If the pandemic taught us anything, it’s how quickly life can change. No matter our personal or professional goals, sometimes major events in our lives take us on a different trajectory. This is what’s known as a life shift.
A life shift is any event that drastically alters your routine and has a major emotional impact. These events are often unexpected and force you to question your personal values. Life shifts include events such as the birth of a child, a health crisis, a financial setback, or the death of a loved one.
Even when life shifts aren’t inherently negative, you may still experience stress. You might worry how your life will change and how the disruption might impact your career. But even when a life shift leaves you temporarily sidelined, the long-term impact isn’t always bad.
Here are three unexpected ways a life shift can actually improve your professional outlook:
1. It can bring you closer to your co-workers.
Whenever you’re blindsided by a major life event, it’s tempting to feel that you’re all alone and that no one can relate. But the truth is that life shifts are extremely common. A recent study followed 14,000 people over the course of 16 years. It found that participants experienced one of the four most common events (illness or injury of a family member, a new job, a pregnancy, or a move) every four and a half years, on average.
No matter what you’re going through, chances are good that the people around you have experienced something similar — even if they never talk about it. Often people avoid heavy topics for fear of being judged or to maintain a sense of normalcy at work. There’s also a stigma around bringing personal problems into the workplace, but people’s fears of judgment may be unfounded. According to a recent study, displaying vulnerability actually makes others view us more positively.
The best thing you can do is be transparent with your co-workers. You don’t have to share the nitty-gritty details — just the broad strokes are fine. You can say something like, “My wife was diagnosed with cancer and is currently going through chemotherapy. I’m going to be in and out of the office quite a bit over the next few months, and I just wanted you to know why.”
Even if your co-workers have never cared for a spouse with cancer, they likely have a close family member who’s gone through something similar. You may be astounded by the outpouring of love and support you receive from those around you.
2. It forces you to establish a better work-life balance.
Whether you’re caring for an ailing parent or having a baby, you’re probably stressed about being sidelined from work. You may worry about falling behind or falling off the corporate ladder, and these worries are completely normal.
According to one study of pregnant women, two-thirds were worried that taking maternity leave could put their job at risk. While many companies still expect their employees to “put work first,” we are headed toward a more compassionate, family-centric professional culture.

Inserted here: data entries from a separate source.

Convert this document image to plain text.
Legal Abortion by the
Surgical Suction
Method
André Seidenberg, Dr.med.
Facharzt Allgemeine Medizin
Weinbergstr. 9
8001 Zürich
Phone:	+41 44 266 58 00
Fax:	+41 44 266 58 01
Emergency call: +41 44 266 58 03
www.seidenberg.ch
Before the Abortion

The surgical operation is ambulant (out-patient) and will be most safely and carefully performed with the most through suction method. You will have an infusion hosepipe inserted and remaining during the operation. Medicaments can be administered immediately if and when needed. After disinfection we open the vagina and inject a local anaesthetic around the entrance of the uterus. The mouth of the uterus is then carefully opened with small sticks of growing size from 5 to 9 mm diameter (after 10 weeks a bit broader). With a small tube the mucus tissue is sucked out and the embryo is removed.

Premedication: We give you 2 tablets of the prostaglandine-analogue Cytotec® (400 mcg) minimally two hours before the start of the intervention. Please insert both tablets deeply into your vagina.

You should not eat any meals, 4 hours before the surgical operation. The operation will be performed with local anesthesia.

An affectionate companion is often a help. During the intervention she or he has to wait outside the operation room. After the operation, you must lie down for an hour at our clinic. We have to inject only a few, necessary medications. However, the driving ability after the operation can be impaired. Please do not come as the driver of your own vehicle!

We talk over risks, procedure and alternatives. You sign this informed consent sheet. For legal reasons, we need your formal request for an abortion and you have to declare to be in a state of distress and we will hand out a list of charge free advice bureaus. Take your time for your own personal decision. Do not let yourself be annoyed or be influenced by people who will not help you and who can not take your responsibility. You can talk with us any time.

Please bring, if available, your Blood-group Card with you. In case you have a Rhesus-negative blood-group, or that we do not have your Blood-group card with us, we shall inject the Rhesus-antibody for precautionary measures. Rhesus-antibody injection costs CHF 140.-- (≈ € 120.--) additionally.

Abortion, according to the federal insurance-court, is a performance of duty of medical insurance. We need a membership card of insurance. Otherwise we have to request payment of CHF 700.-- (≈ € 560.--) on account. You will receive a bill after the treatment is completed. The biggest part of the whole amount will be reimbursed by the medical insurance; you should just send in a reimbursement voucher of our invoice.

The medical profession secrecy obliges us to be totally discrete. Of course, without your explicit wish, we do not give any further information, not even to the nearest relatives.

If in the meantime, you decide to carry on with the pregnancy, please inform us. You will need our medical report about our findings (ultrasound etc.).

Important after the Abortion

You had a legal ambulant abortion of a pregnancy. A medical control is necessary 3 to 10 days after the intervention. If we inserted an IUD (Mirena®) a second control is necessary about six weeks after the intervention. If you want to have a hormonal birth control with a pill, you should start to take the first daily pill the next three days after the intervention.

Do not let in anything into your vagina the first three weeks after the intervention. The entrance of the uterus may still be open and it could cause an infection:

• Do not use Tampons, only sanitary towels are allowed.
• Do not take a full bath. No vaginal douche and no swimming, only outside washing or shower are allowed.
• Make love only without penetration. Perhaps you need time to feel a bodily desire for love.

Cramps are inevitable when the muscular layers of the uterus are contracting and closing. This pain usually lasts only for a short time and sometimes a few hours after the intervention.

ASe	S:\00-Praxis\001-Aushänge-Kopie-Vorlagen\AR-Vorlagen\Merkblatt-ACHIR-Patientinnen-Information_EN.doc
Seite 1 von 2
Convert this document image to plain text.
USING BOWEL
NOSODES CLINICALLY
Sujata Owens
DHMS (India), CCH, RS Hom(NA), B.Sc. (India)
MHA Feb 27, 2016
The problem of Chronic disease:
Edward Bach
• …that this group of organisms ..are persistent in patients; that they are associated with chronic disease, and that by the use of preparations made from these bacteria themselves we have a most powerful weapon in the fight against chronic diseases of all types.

Home and work life collided during the pandemic, and employers are starting to feel the impact. (Six percent of parents left their jobs, and 11 percent turned down promotions due to a lack of childcare.) In the U.S., more states are passing paid family and medical leave policies.
Of course, this is of little comfort if you’re currently working at a company that isn’t supporting you. You may feel pressure to keep up your normal pace or return to work quickly, but this added stress can be extremely harmful to your mental health.
The best thing you can do right now is show yourself compassion and use this time to recalibrate your work-life balance. If your finances allow, consider reducing your hours, requesting a leave of absence, or looking for a job that offers greater flexibility. No matter what you’re going through, taking care of yourself and your loved ones is the most important thing.
3. It can reveal a new passion or take you in a new direction.
Major life changes have a way of reshuffling our priorities. When you experience the death of a parent, a divorce, or a health crisis, you might find that your goals shift or that your old job is no longer compatible with your values. Other times a crisis reveals an unmet need, and you find yourself in a position to help.
“In 2002, my wife and I went through a high-risk pregnancy,” writes Bob Goldwater, a partner at the Goldwater Law Firm. “Our triplets were born prematurely at 26 weeks. There were many problems, as you might expect, some of which required feeding tubes, spending much of that first year in and out of hospitals, and searching for reliable information as we did our best to care for them.”
Bob’s experiences prompted him and his wife to launch FeedingMatters.org, a nonprofit that helps other parents cope with pediatric feeding disorders. Some of the most successful companies and nonprofits were started by people with a deep personal connection to the cause. The initiative now known as Locks of Love was led by Madonna Coffman, a woman who lost her hair from alopecia and watched her young daughter develop the same disorder.
Even if you don’t have any ambitions to start a charity or nonprofit, you can still use this life shift as an opportunity to reevaluate your professional ambitions. It might mean following your passion or moving into a new role at work.
Major life shifts are never easy, but they don’t have to be career-killers. That’s not to say you won’t experience setbacks or that you shouldn’t grieve. Just know that whatever feelings you’re experiencing are temporary. You will begin to feel like your old self again, and new opportunities will come your way. Even the most serious life shifts can open unexpected doors. You just have to be open to change.